When it comes to links displayed in an unsolicited email, it is always advisable to hover over them to verify their actual final destination.
Users should pay particular attention to the final part of the URLs, as it is there that the final web address appears.
Https or Padlock Icon
If users click on a suspicious link, it is also good practice to look for https in the web address or a padlock icon in the browser window, as they indicate whether or not it is secure.
Beware of impersonalised emails, such as the ones beginning with «Hello» or «Dear customer». They can be phishing attempts.
Highly personalized messages
Beware of highly personalized messages, where users are correctly addressed and perhaps a colleague or an event they regularly participate to are mentioned. Cybercriminals know how and where to find similar information. Previously mentioned tips should not be skipped even of the sender seems a legitimate one.
Emails containing typos and poor grammar often indicate a phishing attempt.
Phishing concerns us all and may happen to anyone, with very unpleasant consequences.

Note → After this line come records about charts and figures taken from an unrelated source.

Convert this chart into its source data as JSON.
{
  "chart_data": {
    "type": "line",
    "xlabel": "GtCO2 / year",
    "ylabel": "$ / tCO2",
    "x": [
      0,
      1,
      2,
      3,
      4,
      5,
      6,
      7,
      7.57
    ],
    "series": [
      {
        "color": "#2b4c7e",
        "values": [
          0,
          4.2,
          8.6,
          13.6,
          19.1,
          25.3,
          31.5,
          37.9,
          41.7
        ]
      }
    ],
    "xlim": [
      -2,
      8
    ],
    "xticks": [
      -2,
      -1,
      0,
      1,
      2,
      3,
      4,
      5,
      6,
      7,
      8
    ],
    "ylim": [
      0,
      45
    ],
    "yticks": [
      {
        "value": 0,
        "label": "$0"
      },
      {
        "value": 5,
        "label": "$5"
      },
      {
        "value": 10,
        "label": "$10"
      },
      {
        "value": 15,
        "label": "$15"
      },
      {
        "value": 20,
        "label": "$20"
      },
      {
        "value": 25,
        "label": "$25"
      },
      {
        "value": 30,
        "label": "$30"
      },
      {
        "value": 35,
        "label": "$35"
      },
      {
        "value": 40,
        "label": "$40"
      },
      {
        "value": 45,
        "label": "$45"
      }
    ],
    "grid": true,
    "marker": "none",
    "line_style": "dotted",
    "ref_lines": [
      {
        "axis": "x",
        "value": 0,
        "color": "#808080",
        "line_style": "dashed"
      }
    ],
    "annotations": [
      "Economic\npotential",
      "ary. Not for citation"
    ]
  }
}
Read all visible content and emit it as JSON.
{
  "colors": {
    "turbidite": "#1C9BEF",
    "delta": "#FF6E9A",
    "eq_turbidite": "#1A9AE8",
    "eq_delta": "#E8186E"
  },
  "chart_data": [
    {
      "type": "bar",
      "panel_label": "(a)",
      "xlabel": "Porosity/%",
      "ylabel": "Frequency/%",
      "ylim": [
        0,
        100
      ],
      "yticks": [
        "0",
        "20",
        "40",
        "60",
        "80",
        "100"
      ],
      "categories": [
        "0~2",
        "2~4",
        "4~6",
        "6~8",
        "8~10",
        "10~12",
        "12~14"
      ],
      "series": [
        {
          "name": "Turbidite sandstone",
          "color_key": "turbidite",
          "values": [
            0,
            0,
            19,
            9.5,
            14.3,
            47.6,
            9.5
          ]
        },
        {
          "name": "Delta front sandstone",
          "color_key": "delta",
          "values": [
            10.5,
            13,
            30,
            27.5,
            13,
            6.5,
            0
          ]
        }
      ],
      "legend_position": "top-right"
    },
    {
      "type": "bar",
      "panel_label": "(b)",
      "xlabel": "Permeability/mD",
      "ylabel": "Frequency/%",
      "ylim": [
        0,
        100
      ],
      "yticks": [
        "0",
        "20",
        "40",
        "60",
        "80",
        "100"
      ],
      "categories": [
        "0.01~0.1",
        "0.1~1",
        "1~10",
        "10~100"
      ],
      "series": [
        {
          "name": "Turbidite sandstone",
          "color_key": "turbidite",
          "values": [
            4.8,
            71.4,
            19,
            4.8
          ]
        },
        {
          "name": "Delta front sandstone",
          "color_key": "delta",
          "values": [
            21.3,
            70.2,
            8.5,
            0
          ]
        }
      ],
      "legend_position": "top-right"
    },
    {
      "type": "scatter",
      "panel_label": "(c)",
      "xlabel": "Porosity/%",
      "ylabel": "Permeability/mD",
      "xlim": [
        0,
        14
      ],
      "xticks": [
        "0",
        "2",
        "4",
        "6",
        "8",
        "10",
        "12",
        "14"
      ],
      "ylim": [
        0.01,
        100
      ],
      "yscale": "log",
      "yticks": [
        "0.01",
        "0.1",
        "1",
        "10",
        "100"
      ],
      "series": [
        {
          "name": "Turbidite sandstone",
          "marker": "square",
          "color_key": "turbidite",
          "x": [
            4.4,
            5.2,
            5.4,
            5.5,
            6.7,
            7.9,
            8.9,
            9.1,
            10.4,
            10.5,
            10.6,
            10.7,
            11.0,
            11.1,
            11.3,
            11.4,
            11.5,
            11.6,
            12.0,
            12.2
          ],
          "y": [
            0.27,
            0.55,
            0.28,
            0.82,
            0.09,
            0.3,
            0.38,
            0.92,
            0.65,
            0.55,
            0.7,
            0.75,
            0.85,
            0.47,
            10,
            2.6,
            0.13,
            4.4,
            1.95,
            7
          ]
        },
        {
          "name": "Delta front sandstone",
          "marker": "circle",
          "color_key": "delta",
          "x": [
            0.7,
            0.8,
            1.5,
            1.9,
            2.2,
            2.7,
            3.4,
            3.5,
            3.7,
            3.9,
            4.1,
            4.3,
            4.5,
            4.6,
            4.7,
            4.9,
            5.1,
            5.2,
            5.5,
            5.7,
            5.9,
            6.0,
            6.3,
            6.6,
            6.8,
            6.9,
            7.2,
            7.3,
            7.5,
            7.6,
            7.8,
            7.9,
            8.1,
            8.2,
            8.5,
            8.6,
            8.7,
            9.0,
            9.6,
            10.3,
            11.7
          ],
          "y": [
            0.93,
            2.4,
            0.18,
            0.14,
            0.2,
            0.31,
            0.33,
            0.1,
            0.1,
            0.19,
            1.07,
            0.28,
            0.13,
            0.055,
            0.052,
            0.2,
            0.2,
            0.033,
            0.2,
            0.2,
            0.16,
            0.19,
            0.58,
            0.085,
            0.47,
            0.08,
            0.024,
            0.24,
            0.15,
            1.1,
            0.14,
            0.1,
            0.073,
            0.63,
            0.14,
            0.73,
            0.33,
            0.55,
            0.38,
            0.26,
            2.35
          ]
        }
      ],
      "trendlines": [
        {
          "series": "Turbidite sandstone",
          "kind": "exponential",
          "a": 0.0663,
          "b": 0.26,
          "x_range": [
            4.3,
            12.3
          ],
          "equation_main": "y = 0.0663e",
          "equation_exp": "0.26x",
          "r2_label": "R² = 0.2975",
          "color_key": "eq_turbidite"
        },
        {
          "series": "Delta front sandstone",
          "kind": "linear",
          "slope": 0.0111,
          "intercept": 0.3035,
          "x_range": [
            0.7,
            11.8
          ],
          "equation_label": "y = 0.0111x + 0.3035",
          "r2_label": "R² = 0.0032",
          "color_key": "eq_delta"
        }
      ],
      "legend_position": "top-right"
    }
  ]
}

Never trust seemingly legitimate email addresses or websites, never respond to unsolicited emails and never click on links even if the messages received display logos or customer service phone numbers that seem authentic.
The email elements mentioned above should be regularly checked and their verification should become a daily routine.
Whenever possible, users should protect their accounts through strong authentication, also known as two-factor authentication, which requires a second password or code when signing in.
Always keep in mind that neither your bank nor MyBank will never ask customers and users their credentials, confidential information or sensitive data.